Dışişleri Bakanı Ahmet Davutoğlu, “Suriye Ulusal Koalisyonu ile
Suriye Kürt Ulusal Konseyi arasında görüşmeler yapıldı ve bu
görüşmeler neticesinde Suriye’deki Kürt Ulusal Konseyi’nin Suriye
Ulusal Koalisyonu’na katılması konusunda mutabık kalındı” dedi.
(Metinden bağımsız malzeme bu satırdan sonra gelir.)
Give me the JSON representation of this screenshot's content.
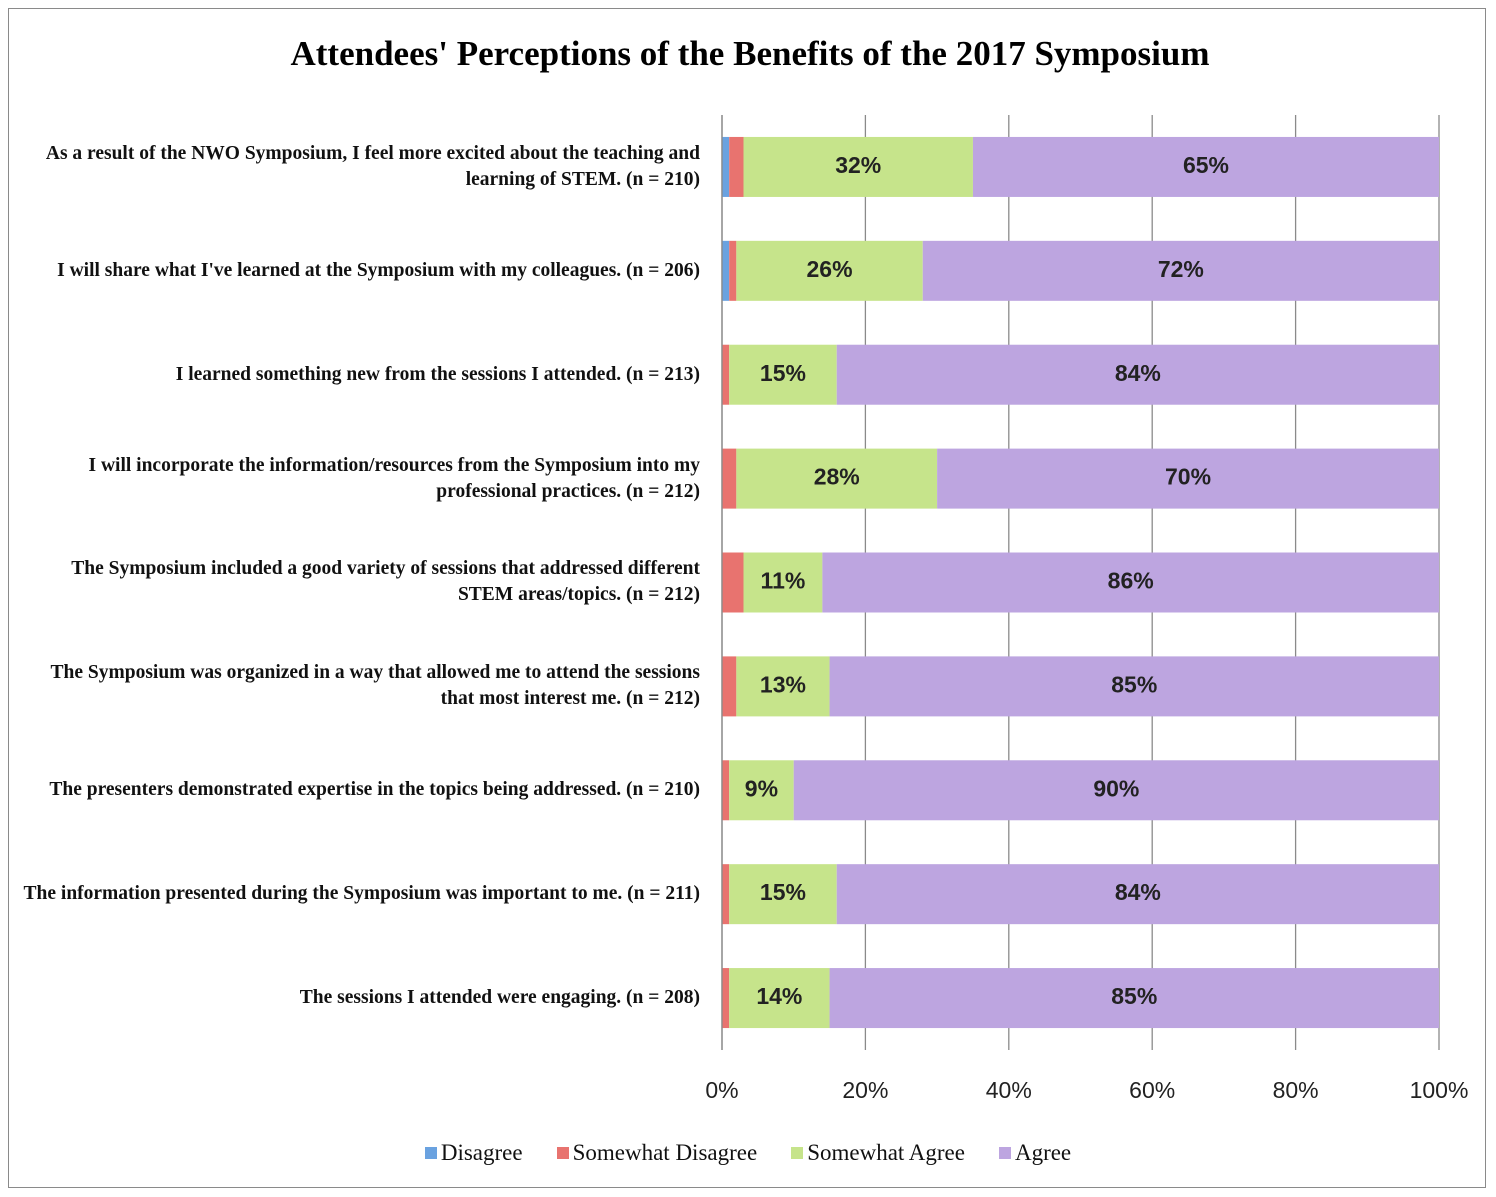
{
  "chart_data": {
    "type": "stacked_horizontal_bar",
    "title": "Attendees' Perceptions of the Benefits of the 2017 Symposium",
    "categories": [
      "As a result of the NWO Symposium, I feel more excited about the teaching and learning of STEM. (n = 210)",
      "I will share what I've learned at the Symposium with my colleagues. (n = 206)",
      "I learned something new from the sessions I attended. (n = 213)",
      "I will incorporate the information/resources from the Symposium into my professional practices. (n = 212)",
      "The Symposium included a good variety of sessions that addressed different STEM areas/topics. (n = 212)",
      "The Symposium was organized in a way that allowed me to attend the sessions that most interest me. (n = 212)",
      "The presenters demonstrated expertise in the topics being addressed. (n = 210)",
      "The information presented during the Symposium was important to me. (n = 211)",
      "The sessions I attended were engaging. (n = 208)"
    ],
    "series": [
      {
        "name": "Disagree",
        "color": "#6aa2e0",
        "values": [
          1,
          1,
          0,
          0,
          0,
          0,
          0,
          0,
          0
        ]
      },
      {
        "name": "Somewhat Disagree",
        "color": "#e8736f",
        "values": [
          2,
          1,
          1,
          2,
          3,
          2,
          1,
          1,
          1
        ]
      },
      {
        "name": "Somewhat Agree",
        "color": "#c6e48b",
        "values": [
          32,
          26,
          15,
          28,
          11,
          13,
          9,
          15,
          14
        ],
        "value_labels": [
          "32%",
          "26%",
          "15%",
          "28%",
          "11%",
          "13%",
          "9%",
          "15%",
          "14%"
        ]
      },
      {
        "name": "Agree",
        "color": "#bda5e0",
        "values": [
          65,
          72,
          84,
          70,
          86,
          85,
          90,
          84,
          85
        ],
        "value_labels": [
          "65%",
          "72%",
          "84%",
          "70%",
          "86%",
          "85%",
          "90%",
          "84%",
          "85%"
        ]
      }
    ],
    "xlim": [
      0,
      100
    ],
    "xticks": [
      {
        "value": 0,
        "label": "0%"
      },
      {
        "value": 20,
        "label": "20%"
      },
      {
        "value": 40,
        "label": "40%"
      },
      {
        "value": 60,
        "label": "60%"
      },
      {
        "value": 80,
        "label": "80%"
      },
      {
        "value": 100,
        "label": "100%"
      }
    ],
    "grid": true,
    "legend": "bottom"
  }
}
Dışişleri Bakanı Davutoğlu, Myammar’a hareketi öncesi Esenboğa
Havaalanı’nda basın mensuplarının sorularını cevapladı. Bakan
Davutoğlu, bir gazetecinin Suriye’deki gelişmelerle ilgili
sorusuna, “Bugün basına düşen haberler Suriye’de bir özerk yönetim
kurma yönündeki çalışmalar konusunda. Dediğimiz gibi zamanlama son
derece manidardır. Geçtiğimiz hafta içinde Suriye Ulusal Koalisyonu
ile Suriye Kürt Ulusal Konseyi arasında görüşmeler yapıldı ve bu
görüşmeler neticesinde Suriye’deki Kürt Ulusal Konseyi’nin Suriye
Ulusal Koalisyonu’na katılması konusunda mutabık kalındı. Böylece
Suriye’deki Kürt unsurlarında Suriye’nin meşru temsilcisi olarak
tanıdığımız Suriye Ulusal Koalisyonu’na girmesi mümkün oldu. Uzun
zamandır bizim her iki tarafıda teşvik ettiğimiz bir konuydu”
cevabını verdi.
“Dün yine Suriye Ulusal Koalisyonu bizim de teşvikimizle resmen
Cenevre toplantısına katılacağını ilan etti” diyen Bakan Davutoğlu,
şunları kaydetti:
“Şimdi bu görüşmeler yaşanırken PYD ve PYD bağlantılı unsurlar
bugün böyle bir adım attılar. Biz Suriye’deki etnik ve mezhebi
gruplar arasında hiçbir zaman herhangi bir ayrım gözetmedik. Her
zaman ilkesel davrandık ve bize de her zaman ilkesel bir şekilde
davranılmasını bekledik. PYD ile gerek Dışişleri Bakanlığımızdan
arkadaşlarımızın, gerek diğer kurumlardan arkadaşlarımızın sürekli
temaslarda benimde kamuya deklare ettiğim üç temel husus hep
gündemde oldu. Birincisi, rejime dönük olarak açık ve net bir tavır
takınılması, net bir tutumla rejimin baskılara karşı bir tutum
sergilenmesi. İkincisi, Suriye muhalefeti içinde yer alınması
ikinci bir tavır takınılmaması. Üçüncüsü de Suriye halkının kaderi
Suriye halkının elindedir. Hiç kimse Suriye halkına dışarıdan veya
içeriden bir şey empoze edemez. Dolayısıyla Suriye halkının meşru
seçilmiş parlamentosu oluşana kadar ve onlar herhangi bir yönetim
konusunda ilkesel bir tutum benimseyene kadar hiçbir emrivakiden,
fiili durumdan, nifakça oluşuma yönelinmemesi ve böyle bir adım
atılmaması. Bu kaos ortamında yerel otoriteler çıkabilir. Ancak
Suriye’ye bir sınır çizecek şekilde, iç bölünmeye yol açacak
şekilde bir tutum takınılması ateşle oynamaktır.”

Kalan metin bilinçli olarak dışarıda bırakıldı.